Bitcoin losing favor with large and institutional investors?

The fundamental background for Bitcoin is getting worse for several reasons. Some analysts link the Bitcoin slump to the fact that the hashrate of Bitcoin mining pools plummeted by almost 50% due to power outages in the Xinjiang region, China, where up to 30% of the country's mining capacities is clustered. Some crypto exchange platforms have come under scrutiny of the US Securities and Exchange Commission and are facing huge penalties for alleged money laundering through Bitcoin. Turkey imposed a ban on payments for goods and services by digital currencies. Eventually, crypto investors were discouraged by the fresh news that was bearish for the whole crypto market, not only Bitcoin. US President Joe Biden is going to raise taxes for wealthy Americans. This tax is called a tax on capital growth or, in other words, on investments. This tax is already in force in the US with the rate of just 20%. If the tax reform is signed into law, it will increase to 39.6%. Currently, investors are subject to the tax on investment returns. All in all, American millionaires and billionaires will have to allocate 43.6% of a profit from any investment to the government.
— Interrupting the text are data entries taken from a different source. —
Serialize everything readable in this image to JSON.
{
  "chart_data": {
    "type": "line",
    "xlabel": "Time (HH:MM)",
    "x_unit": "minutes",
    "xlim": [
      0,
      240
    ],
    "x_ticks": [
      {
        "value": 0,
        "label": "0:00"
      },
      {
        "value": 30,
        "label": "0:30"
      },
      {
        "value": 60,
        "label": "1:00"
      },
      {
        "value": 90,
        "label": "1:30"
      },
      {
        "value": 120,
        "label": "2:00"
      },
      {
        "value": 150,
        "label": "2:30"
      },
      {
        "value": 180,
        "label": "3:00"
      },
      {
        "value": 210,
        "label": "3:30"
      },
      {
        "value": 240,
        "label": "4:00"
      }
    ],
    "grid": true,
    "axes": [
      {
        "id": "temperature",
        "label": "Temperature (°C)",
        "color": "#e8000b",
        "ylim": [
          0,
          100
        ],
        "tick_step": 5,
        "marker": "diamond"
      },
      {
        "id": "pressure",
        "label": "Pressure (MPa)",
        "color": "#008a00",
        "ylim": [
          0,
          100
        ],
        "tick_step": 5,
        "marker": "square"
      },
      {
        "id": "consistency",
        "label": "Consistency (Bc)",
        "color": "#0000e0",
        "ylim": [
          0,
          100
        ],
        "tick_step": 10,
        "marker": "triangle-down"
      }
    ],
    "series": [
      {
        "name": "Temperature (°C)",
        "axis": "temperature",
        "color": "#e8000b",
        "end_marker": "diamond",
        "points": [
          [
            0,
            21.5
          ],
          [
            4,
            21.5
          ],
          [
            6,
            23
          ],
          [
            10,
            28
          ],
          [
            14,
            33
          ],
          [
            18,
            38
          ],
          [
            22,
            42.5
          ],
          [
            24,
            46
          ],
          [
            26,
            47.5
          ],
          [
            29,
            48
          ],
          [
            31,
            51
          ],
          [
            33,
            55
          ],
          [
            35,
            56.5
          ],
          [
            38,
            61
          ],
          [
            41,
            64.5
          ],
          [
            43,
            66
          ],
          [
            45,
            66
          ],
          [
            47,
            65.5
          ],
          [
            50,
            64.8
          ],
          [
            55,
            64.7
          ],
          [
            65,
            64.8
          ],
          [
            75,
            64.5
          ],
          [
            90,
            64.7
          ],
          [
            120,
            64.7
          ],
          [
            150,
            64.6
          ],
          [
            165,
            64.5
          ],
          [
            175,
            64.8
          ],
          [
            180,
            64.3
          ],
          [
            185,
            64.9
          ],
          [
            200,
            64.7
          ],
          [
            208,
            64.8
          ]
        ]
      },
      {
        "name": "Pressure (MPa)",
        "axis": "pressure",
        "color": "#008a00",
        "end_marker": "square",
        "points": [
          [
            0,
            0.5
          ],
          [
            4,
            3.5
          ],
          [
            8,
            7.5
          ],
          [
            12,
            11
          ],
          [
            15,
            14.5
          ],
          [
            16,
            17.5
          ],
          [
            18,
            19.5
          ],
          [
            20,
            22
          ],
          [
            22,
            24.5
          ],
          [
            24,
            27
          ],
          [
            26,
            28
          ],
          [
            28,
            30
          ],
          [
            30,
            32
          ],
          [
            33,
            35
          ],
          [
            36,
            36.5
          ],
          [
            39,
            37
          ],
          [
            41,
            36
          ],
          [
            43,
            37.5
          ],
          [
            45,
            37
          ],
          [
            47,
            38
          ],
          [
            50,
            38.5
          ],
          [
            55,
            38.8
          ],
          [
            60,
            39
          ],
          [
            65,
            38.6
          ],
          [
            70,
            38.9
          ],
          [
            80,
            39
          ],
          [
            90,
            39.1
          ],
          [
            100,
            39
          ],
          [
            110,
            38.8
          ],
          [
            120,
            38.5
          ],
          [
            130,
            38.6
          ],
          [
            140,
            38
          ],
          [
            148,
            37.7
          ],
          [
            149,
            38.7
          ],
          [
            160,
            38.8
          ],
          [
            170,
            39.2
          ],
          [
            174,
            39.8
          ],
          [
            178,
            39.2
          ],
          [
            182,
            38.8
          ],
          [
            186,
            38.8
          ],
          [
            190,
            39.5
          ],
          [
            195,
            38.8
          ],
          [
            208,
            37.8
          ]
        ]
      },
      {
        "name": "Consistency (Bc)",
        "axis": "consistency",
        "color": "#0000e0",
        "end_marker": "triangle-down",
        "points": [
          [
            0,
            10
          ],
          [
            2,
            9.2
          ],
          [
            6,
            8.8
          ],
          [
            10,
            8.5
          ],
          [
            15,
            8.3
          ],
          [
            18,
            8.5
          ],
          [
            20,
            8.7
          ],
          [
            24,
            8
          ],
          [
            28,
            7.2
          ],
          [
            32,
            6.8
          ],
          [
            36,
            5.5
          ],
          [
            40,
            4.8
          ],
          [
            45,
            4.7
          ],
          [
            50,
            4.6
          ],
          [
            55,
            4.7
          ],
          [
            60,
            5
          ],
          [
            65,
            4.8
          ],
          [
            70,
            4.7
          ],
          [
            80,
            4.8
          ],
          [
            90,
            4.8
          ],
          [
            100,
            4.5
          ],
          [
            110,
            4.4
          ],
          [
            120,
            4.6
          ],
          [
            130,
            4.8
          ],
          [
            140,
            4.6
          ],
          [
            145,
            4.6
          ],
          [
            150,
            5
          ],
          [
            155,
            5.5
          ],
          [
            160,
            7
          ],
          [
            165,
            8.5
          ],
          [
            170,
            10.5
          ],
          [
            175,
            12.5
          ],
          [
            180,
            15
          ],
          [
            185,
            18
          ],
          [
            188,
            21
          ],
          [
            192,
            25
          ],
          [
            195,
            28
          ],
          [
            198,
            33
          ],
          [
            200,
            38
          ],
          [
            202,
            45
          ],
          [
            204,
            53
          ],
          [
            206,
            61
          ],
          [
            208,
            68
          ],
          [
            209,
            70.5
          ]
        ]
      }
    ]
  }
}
One more thing. Tax rates differ in various states in the US. For example, the tax rate on investment in New York could be 52.22% but in California it is as high as 56.7%. Logically, from now on, investors will revise their portfolios in favor of safer assets. In this context, market participants rushed to sell off Bitcoin as an extremely lucrative financial instrument for the obvious reason. Investors are unwilling to pay half of the gains from investments in "the digital gold". Like other cryptocurrencies, Bitcoin is a highly risky investment tool, though it can yield fat profits. Nevertheless, new tax rates will take shine off cryptocurrencies as profits could not be so fat, taking into account higher risks.

A lot of crypto analysts reckon that a tax hike on capital gains in the US could deal a devastating blow to Bitcoin. In fact, the new legislation will hardly kill the most popular cryptocurrency but it will trigger a long-lasting bearish trend. The most dreadful developments for Bitcoin are an escape of large institutional investors. They were supposed to ensure the long-term bullish trend for Bitcoin. Retail individual investors are expected to get rid of digital tokens as soon as they feel that the time is ripe for a sell-off. They cannot afford to keep digital holdings for years to sit out a nosedive. Retail investors strive to gain utmost profits. So, they will decide to sell Bitcoin promptly. Unlike them, large crypto investors were able to hold Bitcoin in their portfolios for long. The question is whether they will want it. To round up, the fundamental background for Bitcoin has turned sharply negative over the last weeks. Such dismal news will drag down other cryptocurrencies for sure.